Director Nolan Africa’s extensive experience in interactive and educational theater and a master’s degree in Drama Therapy at the University of the Witwatersrand, made him the ideal candidate to approach the text of The Ballroom Boy with the necessary sensitivity and unlock the opportunity for social conversations. . We went to talk to him about his approach.

Was there anything specific to this text or project that caught your attention when you were approached to act as a director?

The fact that the story was based on real research attracted me. I was delighted to hear that the project also includes community workshops, as in my opinion this is the way in which projects make an impact. It is important to create an opportunity during which the voice of the community can be heard and to then address the needs that are articulated in this way, rather than assuming we know what type of intervention is needed in the community.

What were the challenges you experienced in tackling this project?

I remember watching video inserts on Youtube about gangs in Cape Town after taking the opportunity to direct The Ballroom Boy . Some of these videos made my heart beat faster. It was at this point that I received the confirmation that although this work is intimidating and challenging, it is so necessary. What I consider threatening and creating fear in me is the daily reality that so many people live with. And something needs to be done about this all the time.

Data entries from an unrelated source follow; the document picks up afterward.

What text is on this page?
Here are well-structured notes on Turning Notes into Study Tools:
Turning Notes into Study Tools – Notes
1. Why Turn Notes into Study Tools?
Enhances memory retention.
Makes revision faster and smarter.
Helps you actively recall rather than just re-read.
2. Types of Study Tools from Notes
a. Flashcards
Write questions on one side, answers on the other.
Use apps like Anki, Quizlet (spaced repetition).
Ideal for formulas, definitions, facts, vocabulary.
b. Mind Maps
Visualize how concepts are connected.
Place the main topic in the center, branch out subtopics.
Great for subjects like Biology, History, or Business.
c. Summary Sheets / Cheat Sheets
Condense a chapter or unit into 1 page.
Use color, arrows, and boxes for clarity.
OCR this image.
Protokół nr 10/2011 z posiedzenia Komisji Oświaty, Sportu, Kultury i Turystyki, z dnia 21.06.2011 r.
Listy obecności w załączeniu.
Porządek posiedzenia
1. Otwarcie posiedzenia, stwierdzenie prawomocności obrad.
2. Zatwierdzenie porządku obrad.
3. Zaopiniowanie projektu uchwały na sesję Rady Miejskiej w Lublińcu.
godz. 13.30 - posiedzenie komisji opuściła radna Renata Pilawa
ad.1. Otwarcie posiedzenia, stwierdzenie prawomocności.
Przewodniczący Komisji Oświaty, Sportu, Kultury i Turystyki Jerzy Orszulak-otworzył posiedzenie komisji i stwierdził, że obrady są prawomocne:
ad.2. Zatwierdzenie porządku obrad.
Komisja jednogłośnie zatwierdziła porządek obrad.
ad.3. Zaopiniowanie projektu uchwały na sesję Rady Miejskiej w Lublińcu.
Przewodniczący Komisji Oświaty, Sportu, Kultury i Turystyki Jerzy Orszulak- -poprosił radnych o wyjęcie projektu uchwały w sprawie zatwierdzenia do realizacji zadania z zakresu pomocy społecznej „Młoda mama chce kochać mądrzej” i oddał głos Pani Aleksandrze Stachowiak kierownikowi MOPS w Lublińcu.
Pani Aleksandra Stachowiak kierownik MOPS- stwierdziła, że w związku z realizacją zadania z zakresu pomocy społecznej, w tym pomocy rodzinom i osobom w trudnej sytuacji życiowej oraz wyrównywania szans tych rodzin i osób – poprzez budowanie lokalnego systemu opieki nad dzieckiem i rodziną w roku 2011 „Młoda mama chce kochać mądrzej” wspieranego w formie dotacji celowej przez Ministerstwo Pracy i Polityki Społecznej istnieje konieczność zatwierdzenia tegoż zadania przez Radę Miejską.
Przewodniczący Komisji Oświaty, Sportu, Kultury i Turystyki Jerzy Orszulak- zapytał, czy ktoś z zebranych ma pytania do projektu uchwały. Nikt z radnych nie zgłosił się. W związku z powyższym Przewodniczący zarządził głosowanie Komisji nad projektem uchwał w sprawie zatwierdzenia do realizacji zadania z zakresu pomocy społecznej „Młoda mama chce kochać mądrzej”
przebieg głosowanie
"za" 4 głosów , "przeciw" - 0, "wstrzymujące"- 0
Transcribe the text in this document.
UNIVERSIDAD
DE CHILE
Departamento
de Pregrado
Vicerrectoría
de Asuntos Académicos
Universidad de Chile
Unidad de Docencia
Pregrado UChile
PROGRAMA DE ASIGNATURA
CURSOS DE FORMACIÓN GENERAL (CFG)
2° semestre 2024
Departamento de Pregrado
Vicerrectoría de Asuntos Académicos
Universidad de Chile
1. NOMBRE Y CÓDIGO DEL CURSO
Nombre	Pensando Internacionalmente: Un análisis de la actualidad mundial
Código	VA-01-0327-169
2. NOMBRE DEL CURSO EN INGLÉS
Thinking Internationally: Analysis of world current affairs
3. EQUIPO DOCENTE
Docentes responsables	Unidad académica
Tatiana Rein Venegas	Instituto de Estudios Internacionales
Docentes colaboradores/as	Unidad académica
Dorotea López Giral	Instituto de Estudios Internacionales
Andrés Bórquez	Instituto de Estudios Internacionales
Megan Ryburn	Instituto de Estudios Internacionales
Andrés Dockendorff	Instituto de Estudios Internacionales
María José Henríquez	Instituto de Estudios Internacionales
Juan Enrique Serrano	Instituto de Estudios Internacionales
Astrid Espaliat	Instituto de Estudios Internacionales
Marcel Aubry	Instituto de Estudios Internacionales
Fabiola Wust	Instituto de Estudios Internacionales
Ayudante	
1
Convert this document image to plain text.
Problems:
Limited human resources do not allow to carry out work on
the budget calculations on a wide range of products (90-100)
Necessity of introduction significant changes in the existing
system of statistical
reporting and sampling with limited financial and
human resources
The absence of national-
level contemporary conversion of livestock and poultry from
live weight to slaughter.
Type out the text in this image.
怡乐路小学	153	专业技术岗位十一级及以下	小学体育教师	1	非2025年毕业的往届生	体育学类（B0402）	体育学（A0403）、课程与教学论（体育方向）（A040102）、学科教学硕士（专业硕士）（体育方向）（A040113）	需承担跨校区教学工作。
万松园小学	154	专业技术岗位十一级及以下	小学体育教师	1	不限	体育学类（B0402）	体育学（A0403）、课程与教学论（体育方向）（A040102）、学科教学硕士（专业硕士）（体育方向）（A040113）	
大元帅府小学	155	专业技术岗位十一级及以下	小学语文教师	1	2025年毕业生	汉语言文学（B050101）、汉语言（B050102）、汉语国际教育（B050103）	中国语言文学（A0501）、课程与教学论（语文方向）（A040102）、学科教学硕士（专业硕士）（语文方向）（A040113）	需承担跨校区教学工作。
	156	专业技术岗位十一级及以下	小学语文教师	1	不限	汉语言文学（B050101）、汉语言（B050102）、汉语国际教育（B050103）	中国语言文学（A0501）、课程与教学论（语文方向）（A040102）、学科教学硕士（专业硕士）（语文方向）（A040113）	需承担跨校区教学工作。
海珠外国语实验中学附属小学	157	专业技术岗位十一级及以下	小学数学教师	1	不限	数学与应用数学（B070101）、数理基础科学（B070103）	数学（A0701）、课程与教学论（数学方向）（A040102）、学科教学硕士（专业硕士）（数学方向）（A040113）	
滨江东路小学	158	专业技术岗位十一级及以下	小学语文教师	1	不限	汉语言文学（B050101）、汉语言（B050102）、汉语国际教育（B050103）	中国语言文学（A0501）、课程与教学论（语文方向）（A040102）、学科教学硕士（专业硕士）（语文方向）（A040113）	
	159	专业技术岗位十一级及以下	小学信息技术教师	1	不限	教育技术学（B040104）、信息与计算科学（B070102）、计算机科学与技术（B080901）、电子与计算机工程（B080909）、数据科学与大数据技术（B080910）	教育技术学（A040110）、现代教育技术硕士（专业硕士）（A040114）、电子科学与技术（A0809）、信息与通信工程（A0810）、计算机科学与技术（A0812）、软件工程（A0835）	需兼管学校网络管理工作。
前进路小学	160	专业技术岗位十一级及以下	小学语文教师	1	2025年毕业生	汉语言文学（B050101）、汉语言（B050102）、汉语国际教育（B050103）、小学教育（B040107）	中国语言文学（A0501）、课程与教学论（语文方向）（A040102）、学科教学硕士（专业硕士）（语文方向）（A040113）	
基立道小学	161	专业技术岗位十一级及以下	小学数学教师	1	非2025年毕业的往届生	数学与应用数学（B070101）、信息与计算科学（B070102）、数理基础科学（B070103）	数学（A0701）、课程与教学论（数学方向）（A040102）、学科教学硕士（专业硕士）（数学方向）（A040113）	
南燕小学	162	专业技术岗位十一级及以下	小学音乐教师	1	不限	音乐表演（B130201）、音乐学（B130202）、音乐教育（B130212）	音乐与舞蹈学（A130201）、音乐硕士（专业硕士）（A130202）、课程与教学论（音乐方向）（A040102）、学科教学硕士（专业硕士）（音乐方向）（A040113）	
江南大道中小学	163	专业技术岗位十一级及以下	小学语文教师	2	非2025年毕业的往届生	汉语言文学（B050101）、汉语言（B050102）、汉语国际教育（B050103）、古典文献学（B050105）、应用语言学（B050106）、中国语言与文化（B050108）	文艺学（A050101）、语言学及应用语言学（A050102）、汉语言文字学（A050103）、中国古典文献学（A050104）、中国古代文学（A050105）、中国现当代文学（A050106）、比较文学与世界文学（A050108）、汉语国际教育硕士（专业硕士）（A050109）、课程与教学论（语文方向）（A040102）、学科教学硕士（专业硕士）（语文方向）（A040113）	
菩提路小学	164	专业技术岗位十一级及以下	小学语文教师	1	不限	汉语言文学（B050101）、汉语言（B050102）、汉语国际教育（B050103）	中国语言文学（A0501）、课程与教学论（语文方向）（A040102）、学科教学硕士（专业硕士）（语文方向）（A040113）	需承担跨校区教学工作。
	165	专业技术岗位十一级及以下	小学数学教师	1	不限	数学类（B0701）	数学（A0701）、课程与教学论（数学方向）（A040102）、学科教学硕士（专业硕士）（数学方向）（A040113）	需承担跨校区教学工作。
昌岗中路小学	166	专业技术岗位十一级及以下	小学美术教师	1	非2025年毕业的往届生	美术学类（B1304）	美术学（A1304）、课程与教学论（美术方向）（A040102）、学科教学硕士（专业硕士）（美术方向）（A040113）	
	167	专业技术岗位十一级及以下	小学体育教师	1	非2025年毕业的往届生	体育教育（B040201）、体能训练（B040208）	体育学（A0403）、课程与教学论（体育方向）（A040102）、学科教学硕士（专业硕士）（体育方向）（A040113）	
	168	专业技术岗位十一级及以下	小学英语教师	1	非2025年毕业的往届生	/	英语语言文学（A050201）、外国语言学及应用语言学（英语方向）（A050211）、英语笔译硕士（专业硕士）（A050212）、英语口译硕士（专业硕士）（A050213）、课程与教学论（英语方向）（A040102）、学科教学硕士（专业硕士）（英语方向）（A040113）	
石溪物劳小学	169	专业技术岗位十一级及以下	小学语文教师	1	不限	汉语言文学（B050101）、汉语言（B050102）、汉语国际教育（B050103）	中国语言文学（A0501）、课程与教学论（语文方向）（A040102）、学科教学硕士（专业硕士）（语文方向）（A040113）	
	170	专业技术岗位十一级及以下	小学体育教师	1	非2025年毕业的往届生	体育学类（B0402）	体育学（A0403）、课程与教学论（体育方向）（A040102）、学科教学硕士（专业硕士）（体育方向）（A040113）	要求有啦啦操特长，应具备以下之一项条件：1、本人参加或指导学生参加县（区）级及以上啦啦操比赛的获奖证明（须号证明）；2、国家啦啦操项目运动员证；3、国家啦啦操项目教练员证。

What do you hope is the end of these performances within the communities involved?

I hope people will begin to see and respect the value of life. I hope gang members will not see innocent individuals as targets for violent actions. I hope that those who are not in gangs will focus on opportunities that can bring them an honourable existence, and I hope that those from privileged communities will realize that a soft word can encourage and sharp words can crack a soul.